With their wooden blocks, the children were building a village, and a bridge leading out of it to the country: the open spaces of the living-room carpet, and the chairs and couch that were distant mountains. More adept with his hands, and more absorbed too in the work, the boy often stood to adjust a block on a roof, or the bridge. Each time he stood between his father and the television screen, he heard the quick command, and moved out of the way.
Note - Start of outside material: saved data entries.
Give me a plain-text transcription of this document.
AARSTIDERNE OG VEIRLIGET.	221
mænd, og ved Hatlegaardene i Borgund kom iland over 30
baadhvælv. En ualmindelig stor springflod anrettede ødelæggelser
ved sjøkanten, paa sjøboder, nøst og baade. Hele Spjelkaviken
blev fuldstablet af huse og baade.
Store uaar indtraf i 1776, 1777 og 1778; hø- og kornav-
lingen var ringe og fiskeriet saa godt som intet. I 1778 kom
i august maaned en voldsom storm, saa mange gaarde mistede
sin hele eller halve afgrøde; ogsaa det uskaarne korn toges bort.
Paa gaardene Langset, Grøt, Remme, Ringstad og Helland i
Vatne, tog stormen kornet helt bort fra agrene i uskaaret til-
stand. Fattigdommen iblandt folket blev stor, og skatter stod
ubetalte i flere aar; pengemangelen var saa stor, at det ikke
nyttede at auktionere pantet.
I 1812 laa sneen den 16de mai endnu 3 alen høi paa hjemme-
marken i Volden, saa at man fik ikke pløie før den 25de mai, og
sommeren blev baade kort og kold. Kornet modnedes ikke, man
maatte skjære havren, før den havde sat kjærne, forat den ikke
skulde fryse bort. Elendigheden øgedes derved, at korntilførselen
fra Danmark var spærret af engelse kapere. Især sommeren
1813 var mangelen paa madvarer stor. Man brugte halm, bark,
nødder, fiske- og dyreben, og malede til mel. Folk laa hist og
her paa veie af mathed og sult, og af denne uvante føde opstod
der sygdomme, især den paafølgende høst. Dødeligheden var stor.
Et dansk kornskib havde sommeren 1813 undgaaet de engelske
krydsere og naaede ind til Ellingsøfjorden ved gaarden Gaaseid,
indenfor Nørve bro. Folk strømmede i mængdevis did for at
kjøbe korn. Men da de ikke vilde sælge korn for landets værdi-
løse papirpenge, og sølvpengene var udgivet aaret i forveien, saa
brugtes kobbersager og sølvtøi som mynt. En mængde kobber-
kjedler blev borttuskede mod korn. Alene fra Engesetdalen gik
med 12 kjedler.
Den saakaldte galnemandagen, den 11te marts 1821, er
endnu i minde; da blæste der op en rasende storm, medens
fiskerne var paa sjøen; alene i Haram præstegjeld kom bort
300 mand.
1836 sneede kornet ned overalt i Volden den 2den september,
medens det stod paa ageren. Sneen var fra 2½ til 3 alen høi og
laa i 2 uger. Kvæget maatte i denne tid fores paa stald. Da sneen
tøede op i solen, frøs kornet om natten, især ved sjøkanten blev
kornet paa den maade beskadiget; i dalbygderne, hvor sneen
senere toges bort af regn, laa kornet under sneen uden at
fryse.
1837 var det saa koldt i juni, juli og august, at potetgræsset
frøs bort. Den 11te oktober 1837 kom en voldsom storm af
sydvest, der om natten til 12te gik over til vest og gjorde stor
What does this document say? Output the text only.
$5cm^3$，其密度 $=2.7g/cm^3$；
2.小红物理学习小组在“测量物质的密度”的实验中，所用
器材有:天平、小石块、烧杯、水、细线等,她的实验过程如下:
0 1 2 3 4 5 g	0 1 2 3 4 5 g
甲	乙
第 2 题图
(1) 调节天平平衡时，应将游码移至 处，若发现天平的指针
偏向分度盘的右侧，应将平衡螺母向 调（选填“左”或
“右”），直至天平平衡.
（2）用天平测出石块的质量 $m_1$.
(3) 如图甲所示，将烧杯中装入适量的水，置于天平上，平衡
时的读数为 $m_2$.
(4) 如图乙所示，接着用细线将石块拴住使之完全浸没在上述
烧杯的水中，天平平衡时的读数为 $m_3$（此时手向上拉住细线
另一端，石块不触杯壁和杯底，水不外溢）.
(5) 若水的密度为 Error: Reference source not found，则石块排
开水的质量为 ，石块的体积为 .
They had no slanted blocks, so the bridge had to end with two sheer walls; the boy wanted to build ramps at either end, for the cars and trucks to use, and he had only rectangles and squares to work with. He stood to look down at the bridge. His father spoke. He heard the voice, but a few seconds passed before it penetrated his concentration and spread through him. It was too late. What he heard next was not words, or a roar, but a sustained guttural cry, a sound that could be either anguish or rage. Then his father's hands were on him: on him and squeezing his left thigh and left bicep so tightly that he opened his mouth to cry out in pain. But he did not. For then he was above his father's head, above the floor and his sisters, high above the room itself and near the ceiling he glimpsed; and he felt his father's grip and weight shifting and saw the wall across the room, the wall above the couch, so that when finally he made a sound it was of terror, and it came from him in a high scream he heard as he hurtled across the room, seeing always the wall, and hearing his own scream, as though his flight were prolonged by the horror of what he saw and heard. Then he struck it. He heard that, and the bone in his right forearm snap, and he fell to the couch. Now he cried with pain, staring at the swollen flesh where the bone tried to protrude, staring with astonishment and grief at this part of his body. Nothing in his body had ever broken before. He touched the flesh, the bone beneath it. He was crying as, in his memory, he had never cried before, and he not only did not try to stop, as he always had, with pride, with anger; but he wanted to cry this deeply, his body shuddering with it, doubling at his waist with it, until he attained oblivion, invisibility, death. Somehow he knew his childhood had ended. In his pain, he felt relief too: now on this couch his life would end.